Mask Classification
We developed a simple classifier that roughly uses the same strategy as PDFBox, namely:
- define a "mask" on the PDF documents ;
- keep every text bloc within that mask, tag everything else as pollution.
Factories
Two factories are available in the classifiers registry: mask.v1 and custom_masks.v1.
mask.v1
The simplest form. You define the mask, everything else is tagged as a pollution.
Example configuration :
[classifier]
@classifiers = "mask.v1"
x0 = 0.1
y0 = 0.1
x1 = 0.9
y1 = 0.9
threshold = 0.9
custom_masks.v1
A generalisation, wherein the user defines a number of regions.

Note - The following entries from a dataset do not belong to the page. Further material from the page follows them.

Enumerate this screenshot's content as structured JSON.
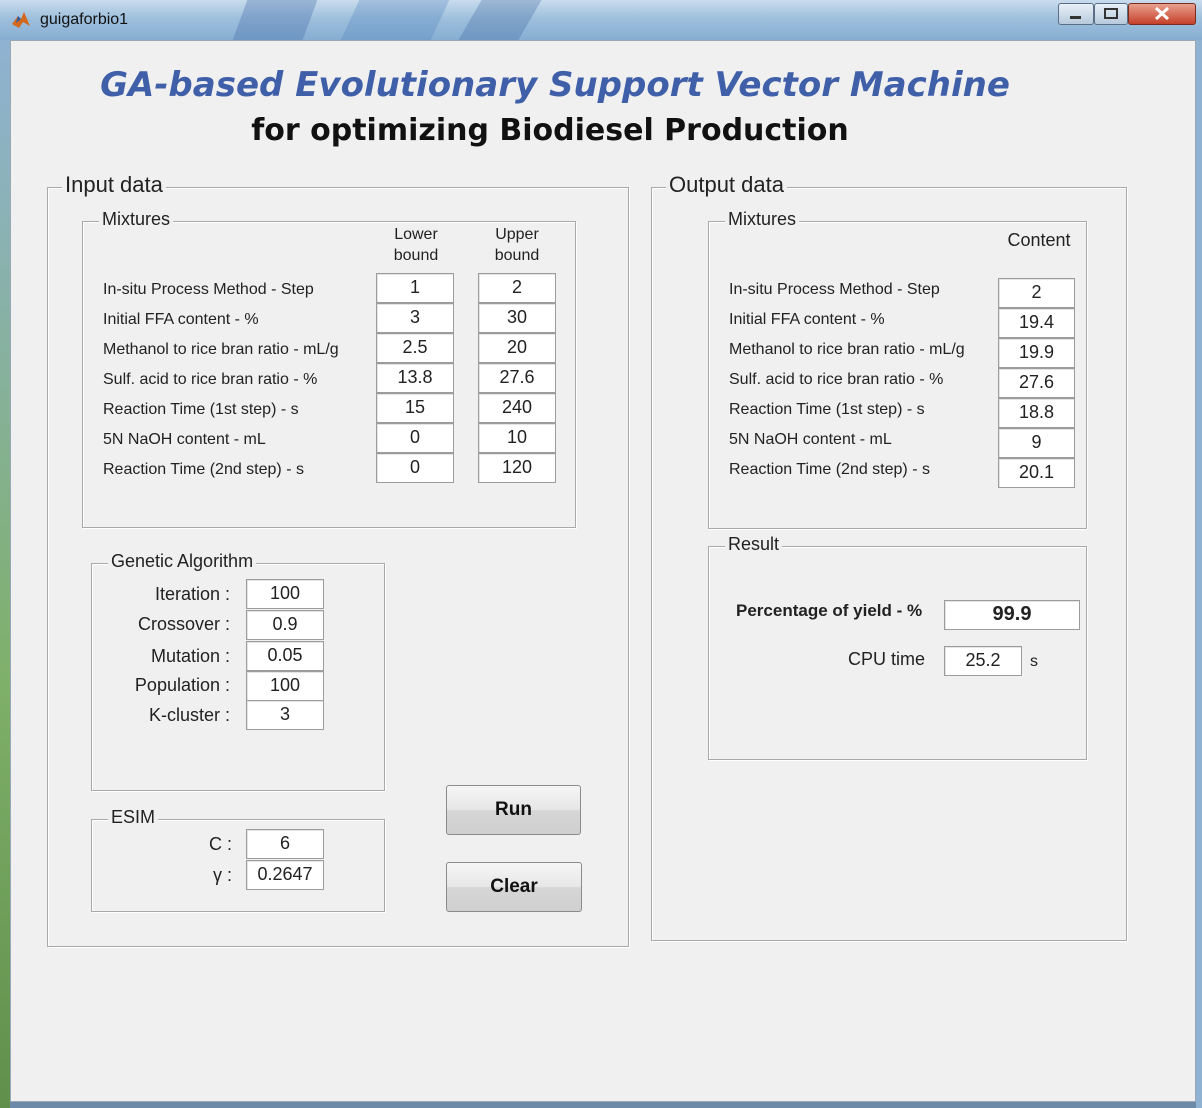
{
  "window": {
    "title": "guigaforbio1"
  },
  "heading": {
    "line1": "GA-based Evolutionary Support Vector Machine",
    "line2": "for optimizing Biodiesel Production"
  },
  "input": {
    "title": "Input data",
    "mixtures": {
      "title": "Mixtures",
      "lower_header": "Lower\nbound",
      "upper_header": "Upper\nbound",
      "rows": [
        {
          "label": "In-situ Process Method - Step",
          "lower": "1",
          "upper": "2"
        },
        {
          "label": "Initial FFA content - %",
          "lower": "3",
          "upper": "30"
        },
        {
          "label": "Methanol to rice bran ratio - mL/g",
          "lower": "2.5",
          "upper": "20"
        },
        {
          "label": "Sulf. acid to rice bran ratio - %",
          "lower": "13.8",
          "upper": "27.6"
        },
        {
          "label": "Reaction Time (1st step) - s",
          "lower": "15",
          "upper": "240"
        },
        {
          "label": "5N NaOH content - mL",
          "lower": "0",
          "upper": "10"
        },
        {
          "label": "Reaction Time (2nd step) - s",
          "lower": "0",
          "upper": "120"
        }
      ]
    },
    "ga": {
      "title": "Genetic Algorithm",
      "rows": [
        {
          "label": "Iteration :",
          "value": "100"
        },
        {
          "label": "Crossover :",
          "value": "0.9"
        },
        {
          "label": "Mutation :",
          "value": "0.05"
        },
        {
          "label": "Population :",
          "value": "100"
        },
        {
          "label": "K-cluster :",
          "value": "3"
        }
      ]
    },
    "esim": {
      "title": "ESIM",
      "rows": [
        {
          "label": "C :",
          "value": "6"
        },
        {
          "label": "γ :",
          "value": "0.2647"
        }
      ]
    }
  },
  "buttons": {
    "run": "Run",
    "clear": "Clear"
  },
  "output": {
    "title": "Output data",
    "mixtures": {
      "title": "Mixtures",
      "content_header": "Content",
      "rows": [
        {
          "label": "In-situ Process Method - Step",
          "value": "2"
        },
        {
          "label": "Initial FFA content - %",
          "value": "19.4"
        },
        {
          "label": "Methanol to rice bran ratio - mL/g",
          "value": "19.9"
        },
        {
          "label": "Sulf. acid to rice bran ratio - %",
          "value": "27.6"
        },
        {
          "label": "Reaction Time (1st step) - s",
          "value": "18.8"
        },
        {
          "label": "5N NaOH content - mL",
          "value": "9"
        },
        {
          "label": "Reaction Time (2nd step) - s",
          "value": "20.1"
        }
      ]
    },
    "result": {
      "title": "Result",
      "yield_label": "Percentage of yield - %",
      "yield_value": "99.9",
      "cpu_label": "CPU time",
      "cpu_value": "25.2",
      "cpu_unit": "s"
    }
  }
}
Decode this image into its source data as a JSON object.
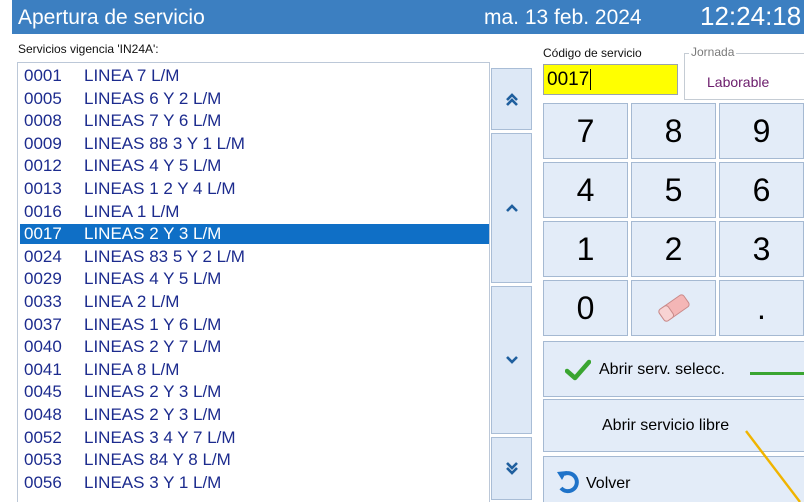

The following configuration produces exactly the same classifier as mask.v1 example above.
[classifier]
@classifiers = "custom_masks.v1"
[classifier.body]
label = "body"
x0 = 0.1
y0 = 0.1
x1 = 0.9
y1 = 0.9
threshold = 0.9
The following configuration defines a header region.
[classifier]
@classifiers = "custom_masks.v1"
[classifier.header]
label = "header"
x0 = 0.1
y0 = 0.1
x1 = 0.9
y1 = 0.3
threshold = 0.9
[classifier.body]
label = "body"
x0 = 0.1
y0 = 0.3
x1 = 0.9
y1 = 0.9
threshold = 0.9
Any bloc that is not part of a mask is tagged as pollution.